By Barnabas Piper
We don’t usually think of churches as “curious.” To be fair, we rarely think of anything as curious outside of children and the little monkey named George, who hangs out with the man in the yellow hat.
It’s just not a category we have for anything meaningful. But it should be.
We usually think of curiosity—if we think of it at all—as something trite. It’s a pursuit of hobbies or a brief dalliance with new information, nothing substantive or formative.
But at its best, curiosity is the pursuit of truth. It’s the search for reality as God intends it to be. It’s a lifestyle and a discipline leading us toward those things.
This discipline and these habits lead us deeper into a pursuit of God and into connection with other people. Curiosity multiplies itself because as we seek truth we find it, and when we find it we want more of it, so we seek further.
We seek in God’s Word and God’s world. We find it in both places, sometimes loudly and sometimes subtly.
With this definition in mind, can you begin to see how curiosity might be significant for churches? Not just significant—vital.
Think about your church or the church you grew up in. Now imagine if that church were full of truly curious people. What might be different?
Likely the church would be a more caring place, deeply aware of people’s needs and challenges. It would be a safe place for those struggling because people would take the time and ask the questions to understand their difficulties.
Tension and infighting would diminish because people would be curious enough to learn what others really said and really meant instead of construing meaning and creating drama or conflict.
It would move toward being more diverse racially, socioeconomically, and educationally because people would be deeply interested in those different from themselves instead of frightened of them or intimidated by them.
And more than anything it would be a church full of people in rich relationship with God because they would be searching and asking and looking for what more there is to know about His character, person, work, and Word.
They would be seeking truth, reality as God intends it to be.
Curiosity will inspire those in Bible studies and Sunday school classes to dig deeper, ask more pointed questions, and apply truth more intentionally.
A curious counseling ministry will dig deep into the pains and struggles of hurting people. It will not find the simplest solution but rather search for the best one.
Small group ministries will not just pattern groups the way they’ve always been done but rather seek to learn what style works best for this church’s culture and demographics.
And curious churches will seek out the best leaders, not just the available ones.
A curious outreach ministry will determine its efforts and priorities by the cultures and needs in and around the church, not just calendar and tradition.
It will find new ways to partner with community institutions—schools, police, Boys & Girls Clubs, other churches (yes, even other churches).
And a curious church will constantly evaluate its own efforts to see whether they are making a difference.
What kind of difference?
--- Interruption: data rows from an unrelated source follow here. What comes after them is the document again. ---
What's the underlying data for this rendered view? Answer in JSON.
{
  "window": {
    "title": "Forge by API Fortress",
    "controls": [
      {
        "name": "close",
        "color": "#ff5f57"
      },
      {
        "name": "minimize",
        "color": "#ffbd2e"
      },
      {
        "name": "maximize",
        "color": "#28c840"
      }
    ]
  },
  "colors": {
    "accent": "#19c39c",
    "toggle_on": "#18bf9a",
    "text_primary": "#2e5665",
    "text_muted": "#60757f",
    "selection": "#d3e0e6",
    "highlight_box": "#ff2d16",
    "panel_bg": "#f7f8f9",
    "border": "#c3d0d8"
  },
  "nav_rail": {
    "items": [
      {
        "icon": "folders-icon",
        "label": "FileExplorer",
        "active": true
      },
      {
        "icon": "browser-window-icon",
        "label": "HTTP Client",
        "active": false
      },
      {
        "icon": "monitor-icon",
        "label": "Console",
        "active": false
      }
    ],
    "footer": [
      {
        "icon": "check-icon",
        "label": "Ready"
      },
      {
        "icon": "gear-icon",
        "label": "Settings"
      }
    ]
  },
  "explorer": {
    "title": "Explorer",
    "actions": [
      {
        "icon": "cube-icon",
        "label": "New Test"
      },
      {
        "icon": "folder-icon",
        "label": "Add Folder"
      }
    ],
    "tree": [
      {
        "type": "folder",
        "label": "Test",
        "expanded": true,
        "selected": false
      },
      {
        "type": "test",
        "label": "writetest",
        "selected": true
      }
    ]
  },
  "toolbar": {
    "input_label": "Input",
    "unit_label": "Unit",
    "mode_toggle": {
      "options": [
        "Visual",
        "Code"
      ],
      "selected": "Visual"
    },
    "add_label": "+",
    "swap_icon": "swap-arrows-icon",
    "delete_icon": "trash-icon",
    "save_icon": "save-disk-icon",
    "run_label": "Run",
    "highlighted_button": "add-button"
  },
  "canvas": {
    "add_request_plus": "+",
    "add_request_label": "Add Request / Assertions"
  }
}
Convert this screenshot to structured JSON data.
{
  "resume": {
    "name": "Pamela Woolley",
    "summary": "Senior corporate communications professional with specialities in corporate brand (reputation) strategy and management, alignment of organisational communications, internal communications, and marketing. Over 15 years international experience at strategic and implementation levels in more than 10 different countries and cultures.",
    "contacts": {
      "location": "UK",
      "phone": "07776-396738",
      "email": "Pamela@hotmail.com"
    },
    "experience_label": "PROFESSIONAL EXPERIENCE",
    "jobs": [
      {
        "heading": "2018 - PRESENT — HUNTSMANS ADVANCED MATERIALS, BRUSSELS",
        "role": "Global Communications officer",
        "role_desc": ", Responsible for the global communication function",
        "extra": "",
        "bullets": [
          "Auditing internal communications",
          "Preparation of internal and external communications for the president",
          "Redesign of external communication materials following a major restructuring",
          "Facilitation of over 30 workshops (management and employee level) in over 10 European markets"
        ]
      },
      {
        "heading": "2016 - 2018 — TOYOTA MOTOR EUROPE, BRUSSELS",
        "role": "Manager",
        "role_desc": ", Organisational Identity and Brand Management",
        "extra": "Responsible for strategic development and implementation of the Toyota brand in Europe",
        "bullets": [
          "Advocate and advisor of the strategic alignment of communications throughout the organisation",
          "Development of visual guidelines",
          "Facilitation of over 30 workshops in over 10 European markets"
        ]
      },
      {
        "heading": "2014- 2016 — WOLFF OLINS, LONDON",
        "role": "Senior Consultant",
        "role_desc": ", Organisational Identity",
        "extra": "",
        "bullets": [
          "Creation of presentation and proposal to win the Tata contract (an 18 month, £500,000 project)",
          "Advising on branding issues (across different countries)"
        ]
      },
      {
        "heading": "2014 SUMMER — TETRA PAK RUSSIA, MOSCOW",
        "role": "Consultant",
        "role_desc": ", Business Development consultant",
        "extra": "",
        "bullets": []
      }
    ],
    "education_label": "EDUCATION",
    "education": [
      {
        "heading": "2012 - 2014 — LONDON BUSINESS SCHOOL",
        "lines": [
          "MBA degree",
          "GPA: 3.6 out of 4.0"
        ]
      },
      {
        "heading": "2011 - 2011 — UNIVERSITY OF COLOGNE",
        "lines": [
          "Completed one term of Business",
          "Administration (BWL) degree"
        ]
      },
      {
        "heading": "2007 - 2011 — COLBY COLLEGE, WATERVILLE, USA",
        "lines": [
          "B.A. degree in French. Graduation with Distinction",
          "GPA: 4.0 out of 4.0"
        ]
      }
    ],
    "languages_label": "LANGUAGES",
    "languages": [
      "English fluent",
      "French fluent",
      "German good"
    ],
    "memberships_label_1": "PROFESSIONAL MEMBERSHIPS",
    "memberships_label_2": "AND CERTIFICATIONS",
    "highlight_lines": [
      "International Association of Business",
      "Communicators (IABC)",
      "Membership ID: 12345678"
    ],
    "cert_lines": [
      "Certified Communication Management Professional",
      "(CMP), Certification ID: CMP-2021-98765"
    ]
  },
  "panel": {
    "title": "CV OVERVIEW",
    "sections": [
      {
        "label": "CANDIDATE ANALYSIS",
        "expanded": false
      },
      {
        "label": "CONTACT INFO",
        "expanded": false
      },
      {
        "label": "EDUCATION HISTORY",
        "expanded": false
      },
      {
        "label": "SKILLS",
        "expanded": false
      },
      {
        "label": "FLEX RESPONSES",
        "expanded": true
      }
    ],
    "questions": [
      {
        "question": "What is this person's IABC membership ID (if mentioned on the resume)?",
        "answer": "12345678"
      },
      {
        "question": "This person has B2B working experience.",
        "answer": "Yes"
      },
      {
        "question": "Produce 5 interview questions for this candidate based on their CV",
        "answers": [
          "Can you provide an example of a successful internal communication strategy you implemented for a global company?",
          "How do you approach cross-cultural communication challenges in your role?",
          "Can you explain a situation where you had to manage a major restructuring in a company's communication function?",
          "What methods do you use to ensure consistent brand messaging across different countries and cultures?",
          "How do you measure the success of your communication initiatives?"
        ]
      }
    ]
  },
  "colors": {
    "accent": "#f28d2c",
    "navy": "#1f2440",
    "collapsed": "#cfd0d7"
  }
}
The kind that reflects reality as God intends it to be: hearts renewed, lives changed, physical and financial needs met, and people meeting Jesus and growing in their relationship with Him.
A church like this one could transform a neighborhood.
Each Sunday its attendees would gather, worship together, and connect with one another before flooding into the surrounding city or town to their homes and jobs and lives where they would carry the impact of that curiosity with them.
People would want to visit a church like this because it has shown itself to care about people and it shows them something of God’s love and nature they have never seen.
Church members will connect with neighbors and co-workers by being genuinely curious about their lives, so those people will have a chance to see something of Jesus in their lives because of how they ask questions and learn and care.
People in that community might begin to see Christianity as a belief system that changes lives and loves deeply—not just old-time religion or bigoted conservatism—because it clings to and reflects a God who changes lives and loves deeply.
Throughout its community, a curious church will meet needs because people in the church know about them (since they’ve connected with people and organizations) and know they are part of a body of people who can help.
A curious church is aware of who in its midst has needs and who can meet which needs. Church members will be able to tell people of Jesus and His gospel in a manner that connects because they will know the mental state, the circumstances, and the background story of the person with whom they are conversing.
Over time a church full of curious people can root itself deeply in a community as a need-meeting, people-loving, Jesus-representing entity that effectively reflects and serves the community it loves so much.
If all this sounds grandiose, that’s because it is. It’s grandiose because curiosity pursues something grandiose—a better reality as defined by God in His Word.
We have settled for traditions and old patterns of ministry, relationship, outreach, and worship. Curiosity unsettles that.
It isn’t always comfortable. But it always pursues truth, that better reality. And isn’t that what we want our churches to reflect and to bring to our communities?